Há, como se pode perceber, limites para essa interpretação, pois, nesse sentido, é só dentro de um paradigma de classe, elaborado pelo marxismo, que se pode pensar na mulher e no homem subjugados pelo outro ou pelo inteiramente outro do outro: a dominação de uma classe pela outra sendo um dos aspectos dessas formas de dominação e não a única possível. O que leva ao extremo e ao limite o pensar as relações de força que solapam a liberdade individual de homens e mulheres diante da diversidade de formas de opressão que sofrem quando imersos na grande máquina do mundo, o que tem reflexo nas relações familiares e sociais.

Segundo Beauvoir, no entanto, homens e mulheres se deparam com a força da engrenagem que move o sistema capitalista e a libertação só pode ocorrer a partir do trabalho revolucionário ou após a passagem para o socialismo ou comunismo. Foi isto que ocorreu?
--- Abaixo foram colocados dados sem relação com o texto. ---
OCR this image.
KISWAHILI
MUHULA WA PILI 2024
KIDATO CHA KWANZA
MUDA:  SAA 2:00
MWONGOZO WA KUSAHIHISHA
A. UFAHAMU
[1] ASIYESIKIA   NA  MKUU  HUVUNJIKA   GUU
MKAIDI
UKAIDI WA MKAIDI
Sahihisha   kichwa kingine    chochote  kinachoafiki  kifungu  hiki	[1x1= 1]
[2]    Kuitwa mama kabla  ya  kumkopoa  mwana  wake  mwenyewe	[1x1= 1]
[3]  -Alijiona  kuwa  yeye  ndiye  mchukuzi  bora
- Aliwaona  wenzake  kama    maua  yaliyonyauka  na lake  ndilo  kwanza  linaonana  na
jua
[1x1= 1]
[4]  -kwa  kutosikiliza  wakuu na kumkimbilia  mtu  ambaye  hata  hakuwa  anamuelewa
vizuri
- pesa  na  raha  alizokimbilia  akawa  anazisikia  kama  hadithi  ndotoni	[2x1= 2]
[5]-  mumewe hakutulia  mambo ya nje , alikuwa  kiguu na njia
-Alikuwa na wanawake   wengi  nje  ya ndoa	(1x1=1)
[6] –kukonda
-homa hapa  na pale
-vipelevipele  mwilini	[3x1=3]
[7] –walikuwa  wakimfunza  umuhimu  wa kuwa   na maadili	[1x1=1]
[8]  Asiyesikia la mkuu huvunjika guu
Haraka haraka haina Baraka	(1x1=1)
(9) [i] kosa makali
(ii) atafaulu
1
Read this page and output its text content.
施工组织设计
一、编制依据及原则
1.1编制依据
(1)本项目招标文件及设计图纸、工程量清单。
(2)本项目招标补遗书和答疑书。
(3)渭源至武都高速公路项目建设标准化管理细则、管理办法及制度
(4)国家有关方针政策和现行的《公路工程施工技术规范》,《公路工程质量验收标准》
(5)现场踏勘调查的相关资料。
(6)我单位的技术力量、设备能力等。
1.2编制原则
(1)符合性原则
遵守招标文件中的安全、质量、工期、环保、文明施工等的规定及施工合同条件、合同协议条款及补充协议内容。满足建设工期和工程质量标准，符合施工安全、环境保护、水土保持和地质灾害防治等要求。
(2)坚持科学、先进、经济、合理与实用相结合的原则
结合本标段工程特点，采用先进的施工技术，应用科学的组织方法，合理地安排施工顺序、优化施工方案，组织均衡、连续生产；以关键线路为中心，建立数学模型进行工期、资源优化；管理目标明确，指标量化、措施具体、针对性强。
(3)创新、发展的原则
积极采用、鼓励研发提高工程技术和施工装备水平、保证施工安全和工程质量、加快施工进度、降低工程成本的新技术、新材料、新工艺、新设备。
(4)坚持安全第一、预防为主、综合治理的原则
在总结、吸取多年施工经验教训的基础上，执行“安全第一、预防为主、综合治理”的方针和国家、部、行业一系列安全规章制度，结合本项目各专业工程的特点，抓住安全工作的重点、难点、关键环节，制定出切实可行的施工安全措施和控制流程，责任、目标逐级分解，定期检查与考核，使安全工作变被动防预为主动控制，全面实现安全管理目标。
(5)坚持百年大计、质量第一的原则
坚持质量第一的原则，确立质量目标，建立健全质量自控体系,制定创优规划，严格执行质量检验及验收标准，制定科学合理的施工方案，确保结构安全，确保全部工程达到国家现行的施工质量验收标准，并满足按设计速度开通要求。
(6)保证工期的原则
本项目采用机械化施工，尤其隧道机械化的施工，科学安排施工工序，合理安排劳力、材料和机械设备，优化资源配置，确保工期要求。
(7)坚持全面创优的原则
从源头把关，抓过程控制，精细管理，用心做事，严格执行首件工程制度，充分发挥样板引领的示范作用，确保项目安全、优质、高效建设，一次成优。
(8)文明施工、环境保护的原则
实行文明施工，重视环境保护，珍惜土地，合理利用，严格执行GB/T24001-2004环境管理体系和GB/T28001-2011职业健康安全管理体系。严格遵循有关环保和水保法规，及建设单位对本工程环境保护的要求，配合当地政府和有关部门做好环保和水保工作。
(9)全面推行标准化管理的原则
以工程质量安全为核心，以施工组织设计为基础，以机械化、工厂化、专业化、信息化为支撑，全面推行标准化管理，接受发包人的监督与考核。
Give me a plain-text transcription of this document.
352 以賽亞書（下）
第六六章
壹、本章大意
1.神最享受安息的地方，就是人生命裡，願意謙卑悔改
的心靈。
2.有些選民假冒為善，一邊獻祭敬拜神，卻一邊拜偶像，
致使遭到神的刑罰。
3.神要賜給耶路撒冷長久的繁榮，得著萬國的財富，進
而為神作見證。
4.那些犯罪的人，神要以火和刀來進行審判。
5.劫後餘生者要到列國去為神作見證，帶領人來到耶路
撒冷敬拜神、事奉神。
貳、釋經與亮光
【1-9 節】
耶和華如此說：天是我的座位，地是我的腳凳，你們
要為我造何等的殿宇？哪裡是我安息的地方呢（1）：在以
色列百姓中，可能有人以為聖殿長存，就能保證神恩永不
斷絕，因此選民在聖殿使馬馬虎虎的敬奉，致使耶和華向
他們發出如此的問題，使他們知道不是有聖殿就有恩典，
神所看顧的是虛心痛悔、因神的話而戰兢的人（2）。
Basta retomarmos a utopia de época e o esfacelamento de valores que hoje presenciamos com um certo desprazer e perguntarmo-nos o que nos governa e quais são nossas atuais esperanças para compreendermos que não.

Esta problemática comparece na literatura de Lispector em vários momentos e antecede a publicação de “A maçã no escuro”. Em “Perto do coração do coração selvagem”, por exemplo, Joana, a protagonista da história, tem personalidade marcante e está a todo momento se defrontando com o universo masculino aterrador e do qual tenta se libertar e liberar como mulher que busca sua autonomia e felicidade, não sem antes passar por todas as buscas e ansiedades que toda libertação e ruptura com valores estabelecidos provoca, passagem necessária para que chegue bem perto do selvagem coração da vida.

Já, posteriormente, trabalhando como cronista em uma redação de jornal, Clarice Lispector retoma o problema, elaborando a perspectiva do ponto de vista da mulher escritora e a partir de um texto de Virgínia Woolf (9). Hoje, a leitura desse texto pode ser observada como anedota mórbida e irônica, no entanto, se nos afigura como centralizadora da problemática feminina em inserção no universo masculino predominante, ainda que optemos por deslocar a questão para uma terceira via proposta por Lispector, o que aqui intentamos elaborar.  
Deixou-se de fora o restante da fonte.